The Seeking State is a research-led creative consultancy for culture, brand and enterprise. We were commissioned to design a new identity for The Seeking State which would visualise the research techniques central to their approach, and reflect the importance of language within their work.
Our research focused on Mail art, concrete poetry and the visual history of written correspondence, as letter-writing is central to The Seeking State’s practice. We created a series of typographic illustrations celebrating the primacy of language, which reflect of their interest in typographic detailing. These illustrations are combined with reproductions of ephemera sourced directly from the consultancy archive, embedding stories and histories within the identity and throughout the collection of printed materials we created for the company.
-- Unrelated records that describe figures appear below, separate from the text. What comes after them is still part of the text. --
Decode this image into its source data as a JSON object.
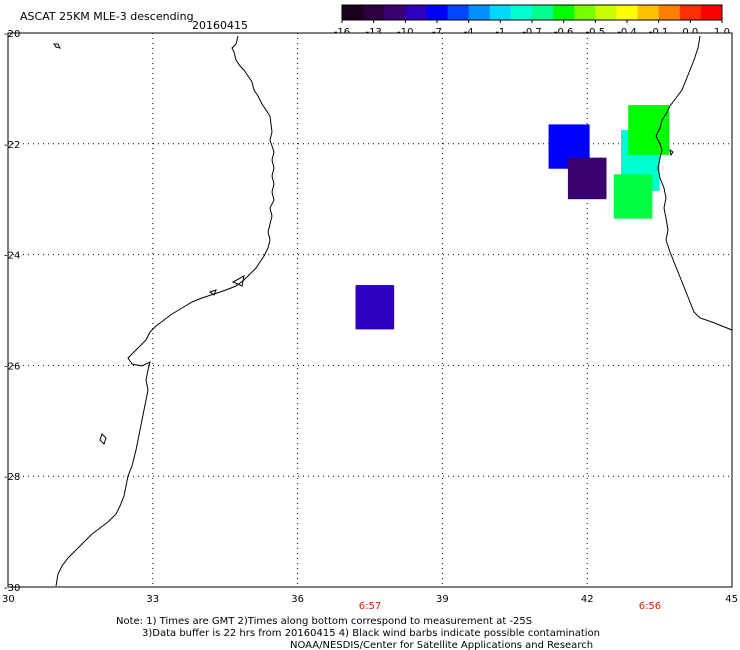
{
  "header": {
    "title": "ASCAT 25KM MLE-3 descending",
    "date": "20160415"
  },
  "colorbar": {
    "colors": [
      "#1a001a",
      "#2d0040",
      "#3a0070",
      "#3000c0",
      "#0000ff",
      "#0048ff",
      "#0090ff",
      "#00d8ff",
      "#00ffd0",
      "#00ff90",
      "#00ff00",
      "#78ff00",
      "#c8ff00",
      "#ffff00",
      "#ffc000",
      "#ff8000",
      "#ff3000",
      "#ff0000"
    ],
    "labels": [
      "-16",
      "-13",
      "-10",
      "-7",
      "-4",
      "-1",
      "-0.7",
      "-0.6",
      "-0.5",
      "-0.4",
      "-0.1",
      "0.0",
      "1.0"
    ]
  },
  "map": {
    "lon_range": [
      30,
      45
    ],
    "lat_range": [
      -30,
      -20
    ],
    "x_tick_labels": [
      "30",
      "33",
      "36",
      "39",
      "42",
      "45"
    ],
    "y_tick_labels": [
      "-20",
      "-22",
      "-24",
      "-26",
      "-28",
      "-30"
    ],
    "time_labels": [
      {
        "text": "6:57",
        "lon": 37.5
      },
      {
        "text": "6:56",
        "lon": 43.3
      }
    ],
    "cells": [
      {
        "lon0": 41.2,
        "lat0": -21.65,
        "lon1": 42.05,
        "lat1": -22.45,
        "color": "#0000ff"
      },
      {
        "lon0": 41.6,
        "lat0": -22.25,
        "lon1": 42.4,
        "lat1": -23.0,
        "color": "#3a0070"
      },
      {
        "lon0": 42.7,
        "lat0": -21.75,
        "lon1": 43.5,
        "lat1": -22.85,
        "color": "#00ffd0"
      },
      {
        "lon0": 42.55,
        "lat0": -22.55,
        "lon1": 43.35,
        "lat1": -23.35,
        "color": "#00ff40"
      },
      {
        "lon0": 42.85,
        "lat0": -21.3,
        "lon1": 43.7,
        "lat1": -22.2,
        "color": "#00ff00"
      },
      {
        "lon0": 37.2,
        "lat0": -24.55,
        "lon1": 38.0,
        "lat1": -25.35,
        "color": "#3000c0"
      }
    ]
  },
  "notes": {
    "line1": "Note: 1) Times are GMT 2)Times along bottom correspond to measurement at -25S",
    "line2": "3)Data buffer is 22 hrs from 20160415 4) Black wind barbs indicate possible contamination",
    "line3": "NOAA/NESDIS/Center for Satellite Applications and Research"
  }
}
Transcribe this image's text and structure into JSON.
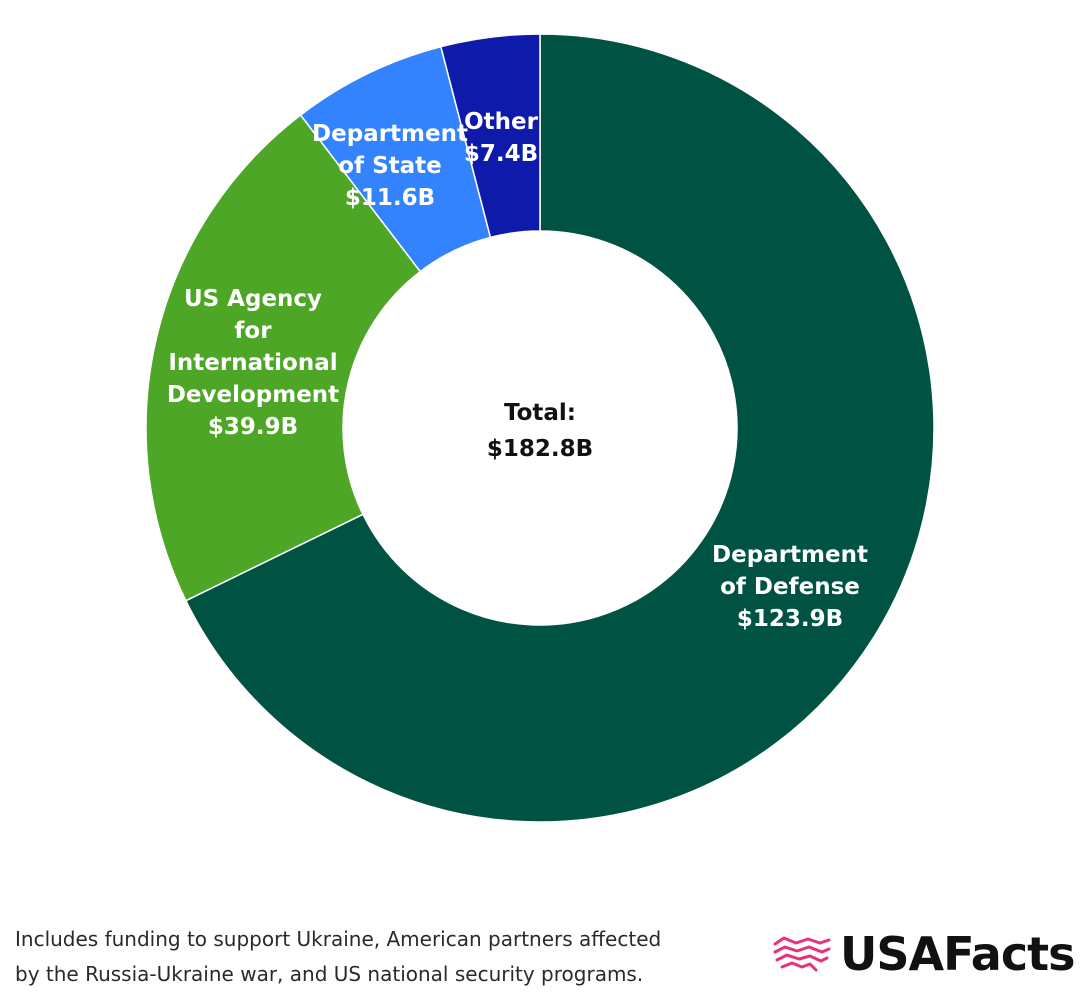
{
  "chart_data": {
    "type": "pie",
    "variant": "donut",
    "slices": [
      {
        "label_lines": [
          "Department",
          "of Defense"
        ],
        "value_label": "$123.9B",
        "value": 123.9,
        "color": "#005342"
      },
      {
        "label_lines": [
          "US Agency",
          "for",
          "International",
          "Development"
        ],
        "value_label": "$39.9B",
        "value": 39.9,
        "color": "#4ea626"
      },
      {
        "label_lines": [
          "Department",
          "of State"
        ],
        "value_label": "$11.6B",
        "value": 11.6,
        "color": "#3382fe"
      },
      {
        "label_lines": [
          "Other"
        ],
        "value_label": "$7.4B",
        "value": 7.4,
        "color": "#0e1aaa"
      }
    ],
    "center": {
      "label": "Total:",
      "value_label": "$182.8B"
    }
  },
  "footer": {
    "note_lines": [
      "Includes funding to support Ukraine, American partners affected",
      "by the Russia-Ukraine war, and US national security programs."
    ],
    "brand": "USAFacts",
    "brand_icon": "usafacts-flag-map-icon",
    "brand_icon_color": "#e6327a"
  }
}
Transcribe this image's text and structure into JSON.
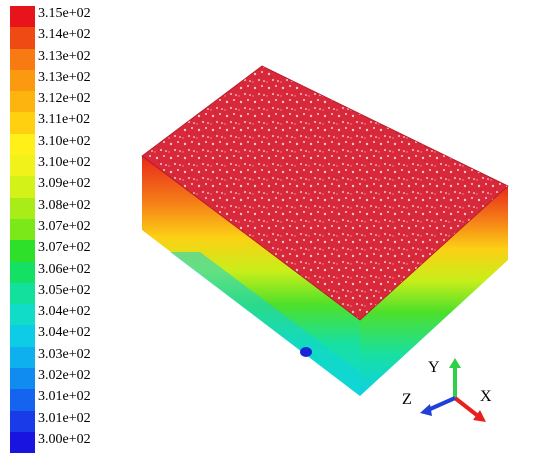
{
  "legend": {
    "entries": [
      {
        "label": "3.15e+02",
        "color": "#e8141c"
      },
      {
        "label": "3.14e+02",
        "color": "#f04a14"
      },
      {
        "label": "3.13e+02",
        "color": "#f87a12"
      },
      {
        "label": "3.13e+02",
        "color": "#fb9a10"
      },
      {
        "label": "3.12e+02",
        "color": "#fdb40f"
      },
      {
        "label": "3.11e+02",
        "color": "#ffd010"
      },
      {
        "label": "3.10e+02",
        "color": "#fff01a"
      },
      {
        "label": "3.10e+02",
        "color": "#f0f21a"
      },
      {
        "label": "3.09e+02",
        "color": "#d2f218"
      },
      {
        "label": "3.08e+02",
        "color": "#a8ec18"
      },
      {
        "label": "3.07e+02",
        "color": "#7be81a"
      },
      {
        "label": "3.07e+02",
        "color": "#2ee02a"
      },
      {
        "label": "3.06e+02",
        "color": "#14e064"
      },
      {
        "label": "3.05e+02",
        "color": "#12e09c"
      },
      {
        "label": "3.04e+02",
        "color": "#10dcc8"
      },
      {
        "label": "3.04e+02",
        "color": "#0ecce6"
      },
      {
        "label": "3.03e+02",
        "color": "#0eb0ee"
      },
      {
        "label": "3.02e+02",
        "color": "#108cf0"
      },
      {
        "label": "3.01e+02",
        "color": "#1464f0"
      },
      {
        "label": "3.01e+02",
        "color": "#1a3ce8"
      },
      {
        "label": "3.00e+02",
        "color": "#1a14e0"
      }
    ]
  },
  "triad": {
    "x_label": "X",
    "y_label": "Y",
    "z_label": "Z",
    "x_color": "#e8201c",
    "y_color": "#2ed048",
    "z_color": "#2040d8"
  }
}
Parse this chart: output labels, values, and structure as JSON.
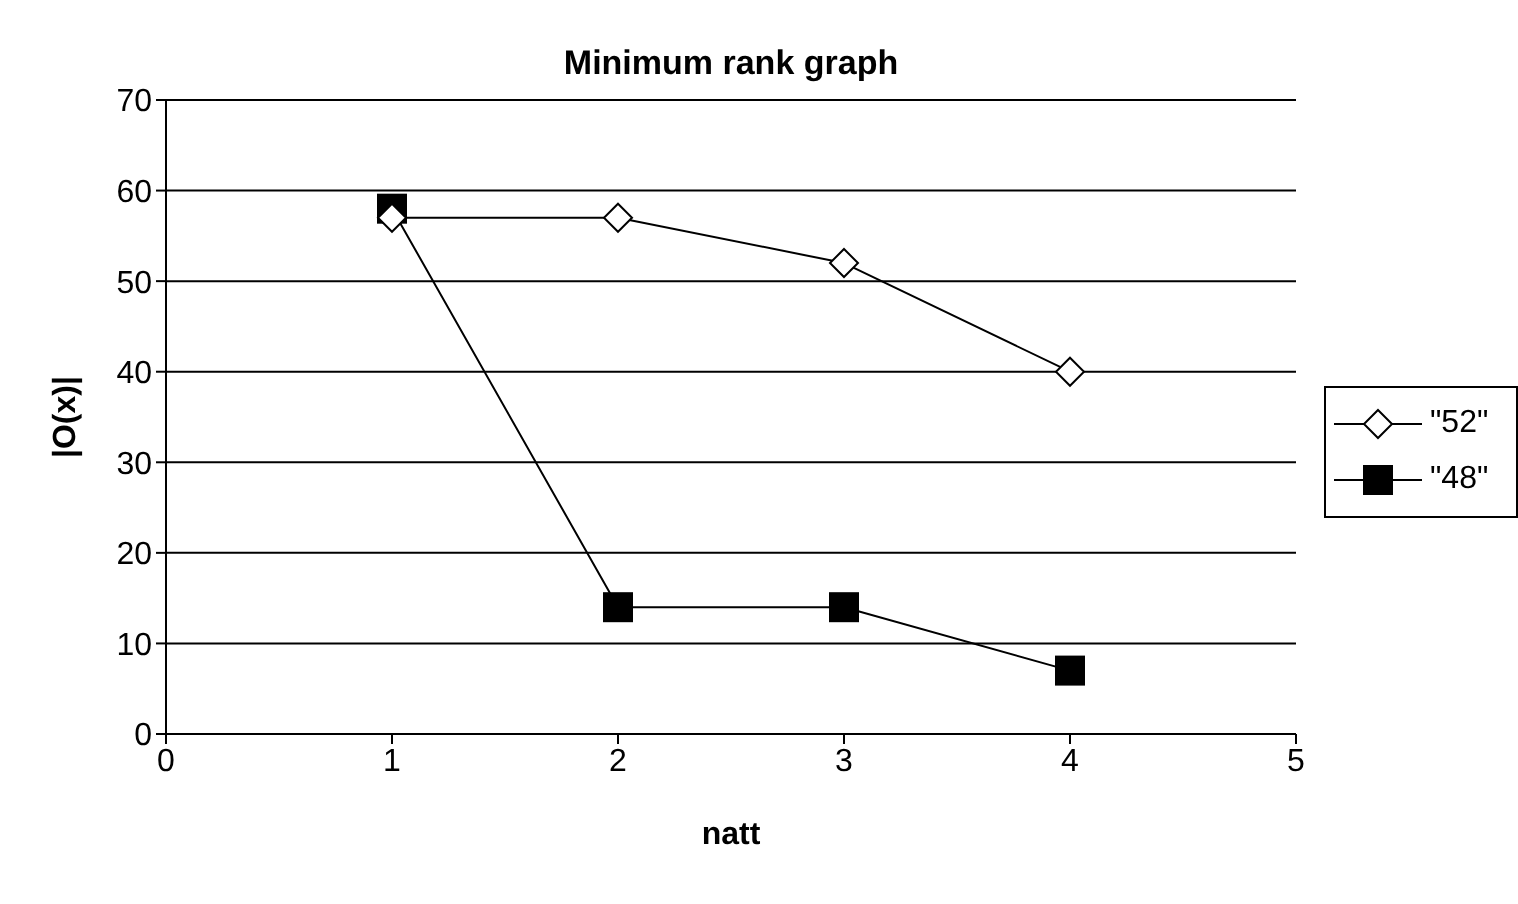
{
  "chart_data": {
    "type": "line",
    "title": "Minimum rank graph",
    "xlabel": "natt",
    "ylabel": "|O(x)|",
    "x": [
      1,
      2,
      3,
      4
    ],
    "xlim": [
      0,
      5
    ],
    "xticks": [
      0,
      1,
      2,
      3,
      4,
      5
    ],
    "ylim": [
      0,
      70
    ],
    "yticks": [
      0,
      10,
      20,
      30,
      40,
      50,
      60,
      70
    ],
    "grid": "y",
    "legend": "right",
    "line_style": "solid",
    "series": [
      {
        "name": "\"52\"",
        "color": "#000000",
        "marker": "diamond",
        "values": [
          57,
          57,
          52,
          40
        ]
      },
      {
        "name": "\"48\"",
        "color": "#000000",
        "marker": "square",
        "values": [
          58,
          14,
          14,
          7
        ]
      }
    ]
  }
}
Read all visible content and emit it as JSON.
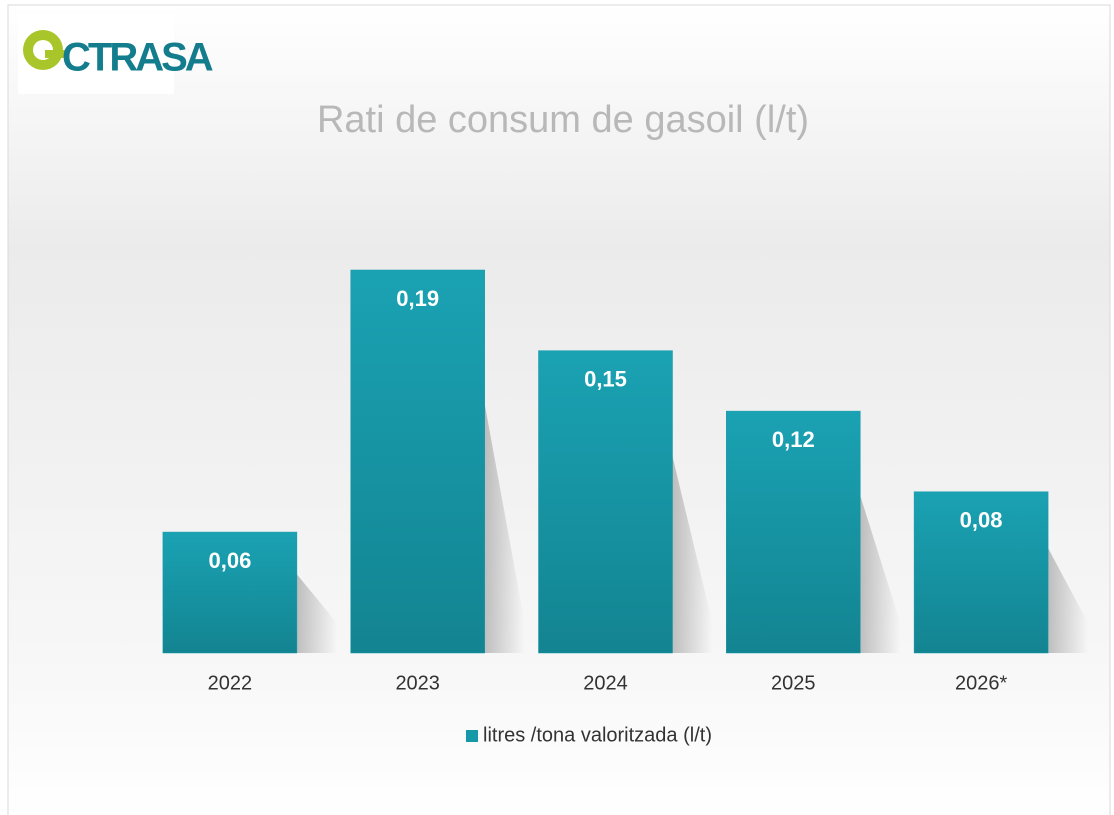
{
  "logo": "CTRASA",
  "chart_data": {
    "type": "bar",
    "title": "Rati de consum de gasoil (l/t)",
    "categories": [
      "2022",
      "2023",
      "2024",
      "2025",
      "2026*"
    ],
    "series": [
      {
        "name": "litres /tona valoritzada (l/t)",
        "color": "#1598a8",
        "values": [
          0.06,
          0.19,
          0.15,
          0.12,
          0.08
        ],
        "value_labels": [
          "0,06",
          "0,19",
          "0,15",
          "0,12",
          "0,08"
        ]
      }
    ],
    "legend": "bottom"
  }
}
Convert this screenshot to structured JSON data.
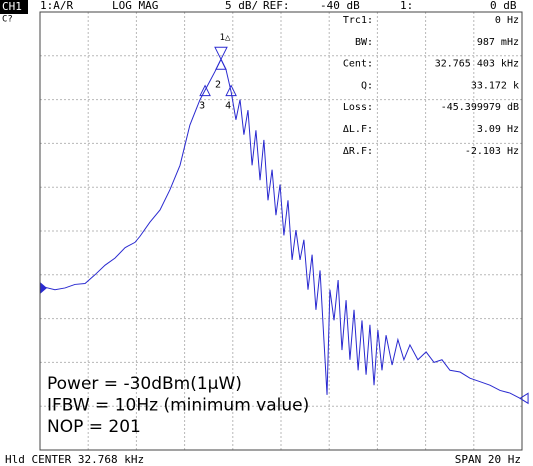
{
  "chart_data": {
    "type": "line",
    "channel": "CH1",
    "status": "C?",
    "header": [
      "1:A/R",
      "LOG MAG",
      "5 dB/",
      "REF:",
      "-40 dB",
      "1:",
      "0 dB"
    ],
    "readout": [
      [
        "Trc1:",
        "0 Hz"
      ],
      [
        "BW:",
        "987 mHz"
      ],
      [
        "Cent:",
        "32.765 403 kHz"
      ],
      [
        "Q:",
        "33.172 k"
      ],
      [
        "Loss:",
        "-45.399979 dB"
      ],
      [
        "ΔL.F:",
        "3.09 Hz"
      ],
      [
        "ΔR.F:",
        "-2.103 Hz"
      ]
    ],
    "annotations": [
      "Power = -30dBm(1μW)",
      "IFBW = 10Hz (minimum value)",
      "NOP = 201"
    ],
    "footer": [
      "Hld CENTER 32.768 kHz",
      "SPAN 20 Hz"
    ],
    "xlim": [
      32758,
      32778
    ],
    "ylim": [
      -90,
      -40
    ],
    "xticks": [
      32758,
      32760,
      32762,
      32764,
      32766,
      32768,
      32770,
      32772,
      32774,
      32776,
      32778
    ],
    "yticks": [
      -90,
      -85,
      -80,
      -75,
      -70,
      -65,
      -60,
      -55,
      -50,
      -45,
      -40
    ],
    "grid": true,
    "x": [
      32758.17,
      32758.62,
      32759.04,
      32759.45,
      32759.87,
      32760.28,
      32760.7,
      32761.11,
      32761.53,
      32761.94,
      32762.15,
      32762.56,
      32762.98,
      32763.39,
      32763.81,
      32764.22,
      32764.64,
      32764.97,
      32765.26,
      32765.51,
      32765.72,
      32765.93,
      32766.13,
      32766.3,
      32766.46,
      32766.63,
      32766.8,
      32766.96,
      32767.13,
      32767.29,
      32767.46,
      32767.63,
      32767.79,
      32767.96,
      32768.12,
      32768.29,
      32768.46,
      32768.62,
      32768.79,
      32768.95,
      32769.12,
      32769.29,
      32769.45,
      32769.62,
      32769.78,
      32769.91,
      32770.03,
      32770.2,
      32770.37,
      32770.53,
      32770.7,
      32770.86,
      32771.03,
      32771.2,
      32771.36,
      32771.53,
      32771.69,
      32771.86,
      32772.02,
      32772.19,
      32772.36,
      32772.61,
      32772.85,
      32773.1,
      32773.35,
      32773.68,
      32774.02,
      32774.35,
      32774.68,
      32775.01,
      32775.43,
      32775.84,
      32776.26,
      32776.67,
      32777.09,
      32777.5,
      32777.92
    ],
    "series": [
      {
        "color": "#2a2ad0",
        "values": [
          -71.4,
          -71.7,
          -71.5,
          -71.1,
          -71.0,
          -70.0,
          -68.9,
          -68.1,
          -66.9,
          -66.3,
          -65.6,
          -64.0,
          -62.6,
          -60.3,
          -57.5,
          -52.9,
          -50.0,
          -48.3,
          -46.8,
          -45.4,
          -46.6,
          -49.1,
          -52.3,
          -50.0,
          -54.0,
          -51.2,
          -57.5,
          -53.5,
          -59.2,
          -54.6,
          -61.5,
          -58.0,
          -63.2,
          -59.7,
          -65.5,
          -61.5,
          -68.3,
          -64.9,
          -68.3,
          -66.0,
          -71.7,
          -67.7,
          -74.0,
          -69.5,
          -77.4,
          -83.7,
          -71.7,
          -75.2,
          -70.6,
          -78.6,
          -72.9,
          -79.7,
          -74.0,
          -80.9,
          -75.2,
          -81.4,
          -75.7,
          -82.6,
          -76.3,
          -80.9,
          -76.9,
          -80.3,
          -77.4,
          -79.7,
          -78.0,
          -79.7,
          -78.8,
          -80.0,
          -79.7,
          -80.9,
          -81.1,
          -81.8,
          -82.2,
          -82.6,
          -83.2,
          -83.5,
          -84.1
        ]
      }
    ],
    "markers": [
      {
        "label": "1△",
        "x": 32765.51,
        "y": -45.4
      },
      {
        "label": "2",
        "x": 32765.51,
        "y": -45.4
      },
      {
        "label": "3",
        "x": 32764.85,
        "y": -48.4
      },
      {
        "label": "4",
        "x": 32765.93,
        "y": -48.4
      }
    ]
  }
}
A line motif is repeated within many of these materials, referencing the serpentine Line of Beauty that is central to William Hogarth’s theory of aesthetics. The typeface Caslon Doric is used within all these materials, and a simple colour palette references commonly-used colours in early movable type printing. We also designed a website for The Seeking State, translating the central concepts explored within the identity into a responsive digital context.
Caslon Doric is part of a new collection of typefaces from Commercial Type that are drawn from original Caslon Foundry specimens held by the St Bride Library. It is in the grotesque style, which originates with some of the first examples of sans-serif typefaces, the earliest of which was cut in 1748 by the foundry of William Caslon for the Oxford University Press.